Timothy Edgar, a privacy official in the Office of the Director of National Intelligence in both the George W. Bush and Obama administrations who now teaches at Brown University, said the explanation filled an important gap in the still-emerging history of post-Sept. 11, 2001, surveillance.

“The document makes it clear that N.S.A. is able to get all the Internet metadata it needs through foreign collection,” he said. “The change it made to its procedures in 2010 allowed it to exploit metadata involving Americans. Once that change was made, it was no longer worth the effort to collect Internet metadata inside the United States, in part because doing so requires N.S.A. to deal with” restrictions by the intelligence court.

Observers have previously suggested that the N.S.A.’s November 2010 rules change on the use of Americans’ data gathered abroad might be connected to the December 2011 end of the bulk email records program. Marcy Wheeler of the national security blog Emptywheel, for example, has argued that this was probably what happened.

And officials, who spoke on the condition of anonymity to discuss sensitive collection programs, have said the rules change and the FISA Amendments Act helped make the email records program less valuable relative to its expense and trouble. The newly disclosed documents amount to official confirmation.

The N.S.A. and the Office of the Director of National Intelligence did not respond to a request for comment.

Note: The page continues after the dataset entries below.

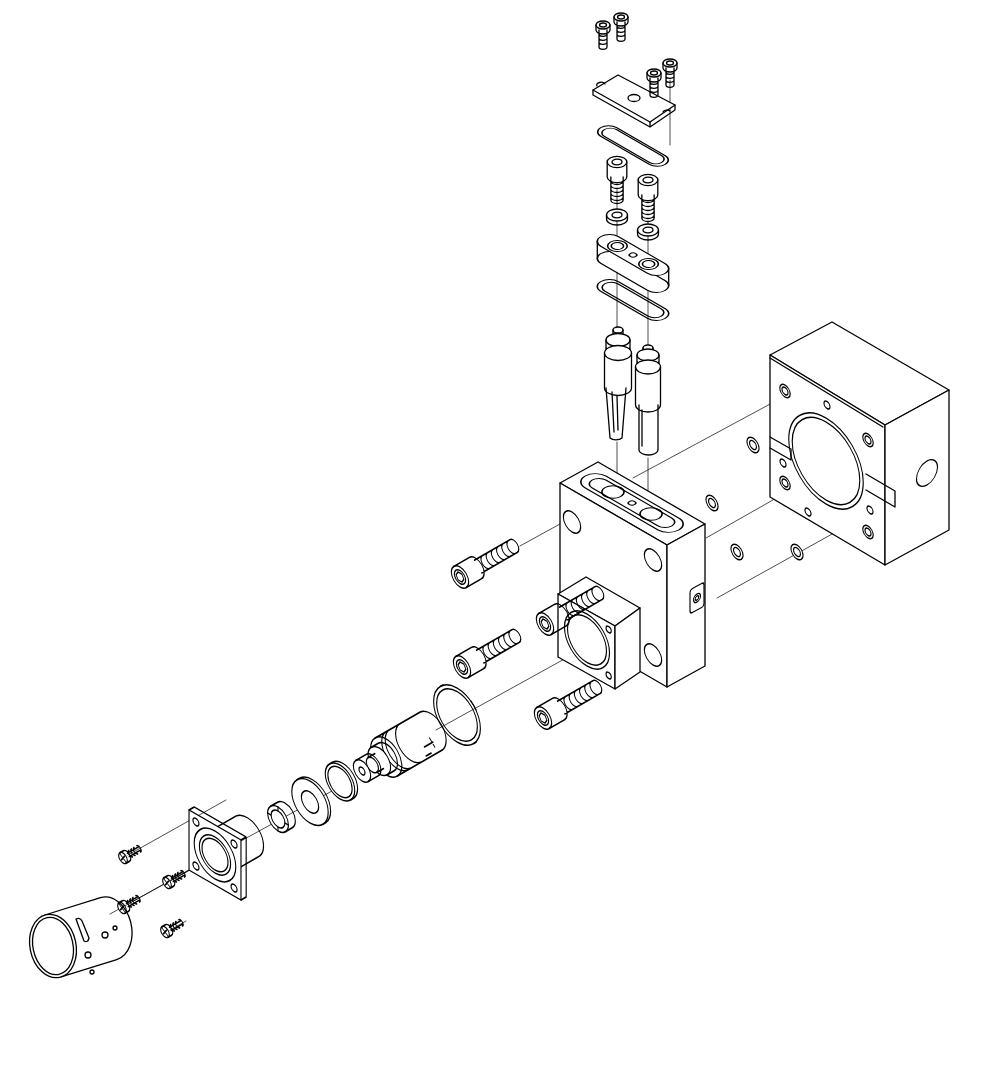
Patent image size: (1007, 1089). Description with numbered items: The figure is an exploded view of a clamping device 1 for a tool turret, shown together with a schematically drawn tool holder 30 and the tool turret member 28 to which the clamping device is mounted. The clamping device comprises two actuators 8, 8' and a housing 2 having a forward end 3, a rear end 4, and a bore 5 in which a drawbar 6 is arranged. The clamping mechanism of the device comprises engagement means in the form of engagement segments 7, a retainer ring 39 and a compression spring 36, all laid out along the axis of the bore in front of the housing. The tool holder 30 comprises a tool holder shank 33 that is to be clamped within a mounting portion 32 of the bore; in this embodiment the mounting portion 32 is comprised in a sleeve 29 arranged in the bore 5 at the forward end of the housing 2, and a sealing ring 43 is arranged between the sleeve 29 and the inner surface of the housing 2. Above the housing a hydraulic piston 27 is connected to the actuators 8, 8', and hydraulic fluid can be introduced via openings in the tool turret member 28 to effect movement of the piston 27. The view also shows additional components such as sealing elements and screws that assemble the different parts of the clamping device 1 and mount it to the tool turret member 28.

The clamping device 1 is at (396, 284).
The housing 2 is at (558, 487).
The forward end 3 is at (623, 697).
The rear end 4 is at (730, 623).
The bore 5 is at (604, 637).
The drawbar 6 is at (388, 778).
The engagement segments 7 is at (287, 835).
The actuator 8 is at (680, 400).
The actuator 8' is at (590, 382).
The hydraulic piston 27 is at (600, 262).
The tool turret member 28 is at (818, 342).
The sleeve 29 is at (192, 812).
The tool holder 30 is at (82, 968).
The mounting portion 32 is at (217, 863).
The tool holder shank 33 is at (98, 908).
The compression spring 36 is at (337, 762).
The retainer ring 39 is at (300, 790).
The sealing ring 43 is at (460, 744).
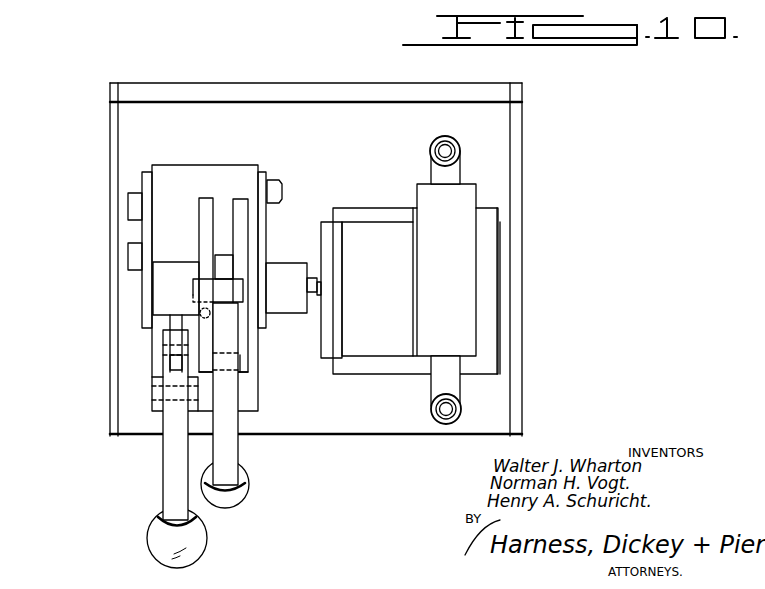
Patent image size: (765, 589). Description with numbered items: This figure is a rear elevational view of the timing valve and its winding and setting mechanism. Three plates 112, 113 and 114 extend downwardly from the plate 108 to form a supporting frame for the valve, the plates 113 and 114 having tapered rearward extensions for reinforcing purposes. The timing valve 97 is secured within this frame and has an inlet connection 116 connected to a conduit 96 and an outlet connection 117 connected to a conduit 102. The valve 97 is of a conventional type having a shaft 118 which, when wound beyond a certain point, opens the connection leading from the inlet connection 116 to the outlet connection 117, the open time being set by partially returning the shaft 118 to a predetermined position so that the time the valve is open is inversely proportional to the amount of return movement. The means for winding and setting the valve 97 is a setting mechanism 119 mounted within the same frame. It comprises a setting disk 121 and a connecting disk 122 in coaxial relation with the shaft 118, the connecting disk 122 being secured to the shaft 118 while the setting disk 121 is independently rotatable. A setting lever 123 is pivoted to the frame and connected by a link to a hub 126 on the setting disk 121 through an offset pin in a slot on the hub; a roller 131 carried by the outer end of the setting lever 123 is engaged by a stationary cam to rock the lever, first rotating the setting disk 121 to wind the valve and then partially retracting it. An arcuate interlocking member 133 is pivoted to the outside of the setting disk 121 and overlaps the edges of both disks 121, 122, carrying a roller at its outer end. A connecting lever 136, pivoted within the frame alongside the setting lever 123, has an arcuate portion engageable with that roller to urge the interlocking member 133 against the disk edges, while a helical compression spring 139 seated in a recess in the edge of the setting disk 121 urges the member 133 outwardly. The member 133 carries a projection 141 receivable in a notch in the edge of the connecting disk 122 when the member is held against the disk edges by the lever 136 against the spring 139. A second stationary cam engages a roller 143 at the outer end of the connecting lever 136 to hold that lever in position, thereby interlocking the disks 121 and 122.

The plate 108 is at (320, 90).
The plate 113 is at (112, 130).
The plate 114 is at (517, 170).
The plate 112 is at (365, 140).
The setting mechanism 119 is at (207, 162).
The setting disk 121 is at (208, 200).
The connecting disk 122 is at (245, 200).
The shaft 118 is at (311, 278).
The hub 126 is at (167, 277).
The helical compression spring 139 is at (213, 300).
The projection 141 is at (245, 335).
The connecting lever 136 is at (228, 420).
The setting lever 123 is at (170, 467).
The roller 131 is at (152, 537).
The roller 143 is at (250, 487).
The interlocking member 133 is at (240, 301).
The timing valve 97 is at (388, 357).
The outlet connection 117 is at (448, 368).
The inlet connection 116 is at (450, 172).
The conduit 96 is at (455, 142).
The conduit 102 is at (457, 413).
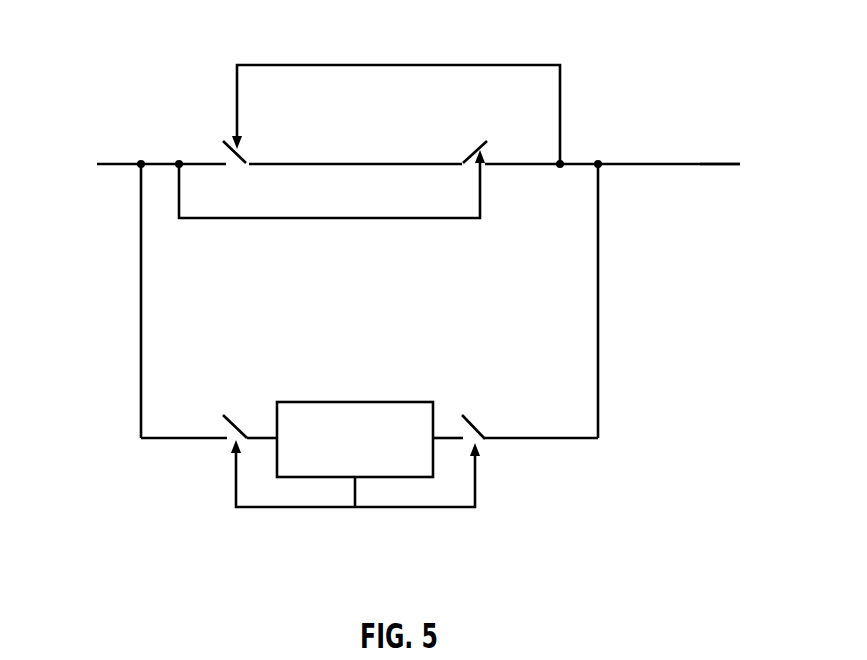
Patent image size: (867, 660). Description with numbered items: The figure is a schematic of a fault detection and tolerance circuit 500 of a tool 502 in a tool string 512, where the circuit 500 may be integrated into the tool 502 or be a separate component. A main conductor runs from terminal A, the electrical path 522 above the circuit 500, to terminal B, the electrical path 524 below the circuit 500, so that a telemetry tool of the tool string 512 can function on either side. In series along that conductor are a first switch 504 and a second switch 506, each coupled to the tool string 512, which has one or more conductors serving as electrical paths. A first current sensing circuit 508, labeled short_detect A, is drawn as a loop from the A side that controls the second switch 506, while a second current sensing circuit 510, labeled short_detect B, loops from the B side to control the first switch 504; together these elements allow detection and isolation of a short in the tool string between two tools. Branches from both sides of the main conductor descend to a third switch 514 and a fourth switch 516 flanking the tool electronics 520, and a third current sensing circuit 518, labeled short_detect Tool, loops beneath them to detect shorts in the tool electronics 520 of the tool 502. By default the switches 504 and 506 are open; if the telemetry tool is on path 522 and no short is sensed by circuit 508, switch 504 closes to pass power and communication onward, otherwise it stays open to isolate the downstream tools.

After the Sept. 11 attacks, Mr. Bush secretly authorized the N.S.A. to conduct surveillance and data-collection activities without obeying the Foreign Intelligence Surveillance Act, in a program called Stellarwind.

The email records component caused many internal headaches. In 2004, the Justice Department questioned its legality, contributing to a confrontation in the hospital room of Attorney General John Ashcroft and the threat of a mass resignation.

Mr. Bush then halted the program until the intelligence court began issuing secret orders authorizing it.

The court limited the categories of data that the N.S.A. was permitted to collect and restricted how it could gain access to the data. After violations of those limits were revealed in 2009, the N.S.A. suspended the program until mid-2010, only to end it the next year.